I chose
actors for this production who had power and musicality, actors
who would honor the precise cadences of the language and fill the
silence and stillness with rich humanity. Much of Mountain Language
is about watching, listening, longing, and occasionally, daring
to make a stand. We used the same company of actors for both The
Birthday Party and Mountain Language, and deliberately
cast each actor in radically contrasting roles, so that the audience
was privy to startling transformations as the victimized Stanley
(David Strathairn) became the brutalizing Officer, the wide-eyed
Lulu (Wendy Makkena) became the tough and compassionate Young Woman,
and the aggressive Goldberg (Peter Reigert) became the tortured
Prisoner. Perhaps the greatest contrast was for Jean Stapleton,
who journeyed from the irrepressible and loquacious Meg to the silent,
wide-eyed Elderly Women, terrified but determined to help her desperate
son in any way she possibly could. For the entire cast, the experience
was an extraordinary theatrical work-out.
Pinter seemed extremely moved by the production we did at CSC, in
part because it was by necessity so raw and so intimate, in our
small downtown space in the East Village. In pairing Mountain
Language with The Birthday Party (Pinters idea),
it became immediately clear that, for all their surface differences,
both pieces wrestled with a concern that has been paramount in Pinters
work from the beginning: the struggle of the individual to survive
the depredations and aggressions of society. "Stan!,"

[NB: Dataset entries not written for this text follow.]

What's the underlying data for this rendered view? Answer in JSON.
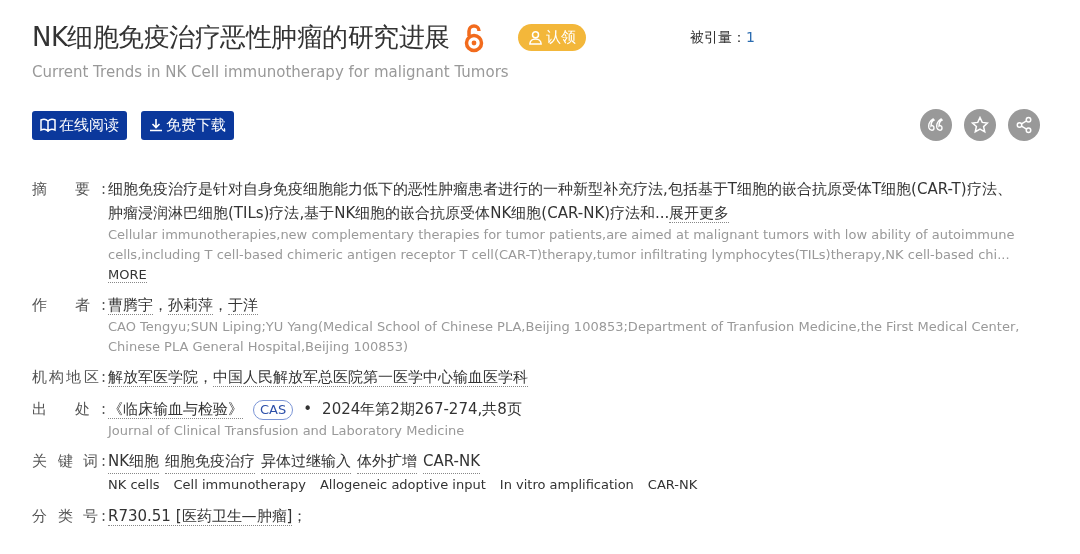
{
  "title": "NK细胞免疫治疗恶性肿瘤的研究进展",
  "claim_badge": "认领",
  "citations": {
    "label": "被引量：",
    "value": "1"
  },
  "subtitle": "Current Trends in NK Cell immunotherapy for malignant Tumors",
  "buttons": [
    {
      "label": "在线阅读",
      "kind": "read"
    },
    {
      "label": "免费下载",
      "kind": "download"
    }
  ],
  "actions": [
    {
      "kind": "quote"
    },
    {
      "kind": "star"
    },
    {
      "kind": "share"
    }
  ],
  "fields": [
    {
      "label": "摘 要:",
      "kind": "abstract",
      "text": "细胞免疫治疗是针对自身免疫细胞能力低下的恶性肿瘤患者进行的一种新型补充疗法,包括基于T细胞的嵌合抗原受体T细胞(CAR-T)疗法、肿瘤浸润淋巴细胞(TILs)疗法,基于NK细胞的嵌合抗原受体NK细胞(CAR-NK)疗法和...",
      "more": "展开更多",
      "en_text": "Cellular immunotherapies,new complementary therapies for tumor patients,are aimed at malignant tumors with low ability of autoimmune cells,including T cell-based chimeric antigen receptor T cell(CAR-T)therapy,tumor infiltrating lymphocytes(TILs)therapy,NK cell-based chi...",
      "en_more": "MORE"
    },
    {
      "label": "作 者:",
      "kind": "links",
      "links": [
        "曹腾宇",
        "孙莉萍",
        "于洋"
      ],
      "separator": "，",
      "en_text": "CAO Tengyu;SUN Liping;YU Yang(Medical School of Chinese PLA,Beijing 100853;Department of Tranfusion Medicine,the First Medical Center,Chinese PLA General Hospital,Beijing 100853)"
    },
    {
      "label": "机构地区:",
      "kind": "links",
      "links": [
        "解放军医学院",
        "中国人民解放军总医院第一医学中心输血医学科"
      ],
      "separator": "，"
    },
    {
      "label": "出 处:",
      "kind": "source",
      "journal": "《临床输血与检验》",
      "tag": "CAS",
      "bullet": "•",
      "issue": "2024年第2期267-274,共8页",
      "en_text": "Journal of Clinical Transfusion and Laboratory Medicine"
    },
    {
      "label": "关 键 词:",
      "kind": "keywords",
      "links": [
        "NK细胞",
        "细胞免疫治疗",
        "异体过继输入",
        "体外扩增",
        "CAR-NK"
      ],
      "en_words": [
        "NK cells",
        "Cell immunotherapy",
        "Allogeneic adoptive input",
        "In vitro amplification",
        "CAR-NK"
      ]
    },
    {
      "label": "分 类 号:",
      "kind": "links",
      "links": [
        "R730.51 [医药卫生—肿瘤]"
      ],
      "tail": "；"
    }
  ]
}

Petey yells out at the end of The Birthday Party as Goldberg
and McCann drag him off, "Dont let them tell you what
to do!" How can one avoid letting "them" tell you
what to do, when "they" have all the power? When "they"
can brutalize, when they can withhold food and comfort, when they
can even take ones language away, how is the individual to
resist? What is left to hold on to?
This is an ancient and unanswerable question. I remember clearly
that when I studied classical Greek, one of the first things I learned
was the origin of the word "barbarian." To the Greeks,
a barbarian was anyone who did not speak Greek, who made a sound
that to Greek ears was simply "bar bar bar." At first
I found this xenophobia slightly horrifying on the part of the supposedly
democratic fifth century Athenians. But I came to understand that
for the Greeks, whose language was as deeply precious and hugely
wondrous as English was to the Elizabethans, to be robbed of ones
language was to undergo a kind of psychic death. If language is
associated with breath and breath with life, then to forbid someone
to speak is to forbid them to live in some deep sense. The revelation
in Mountain Language, which perhaps Pinter learned from his
great mentor Samuel Beckett, is that there are many kinds of language.
If the language of words is forbidden, the language of the body
becomes critical. If the language of the body is restricted, the
language of the eyes becomes potent. As long as there is a passion
to communicate, a desire to connect, human beings will struggle
to find a language. Pinter has scripted Mountain Language
so that the simplest declarative statement ("I have bread")
becomes deep connective tissue when a mother sees her son in prison
and he looks back at her, understanding everything.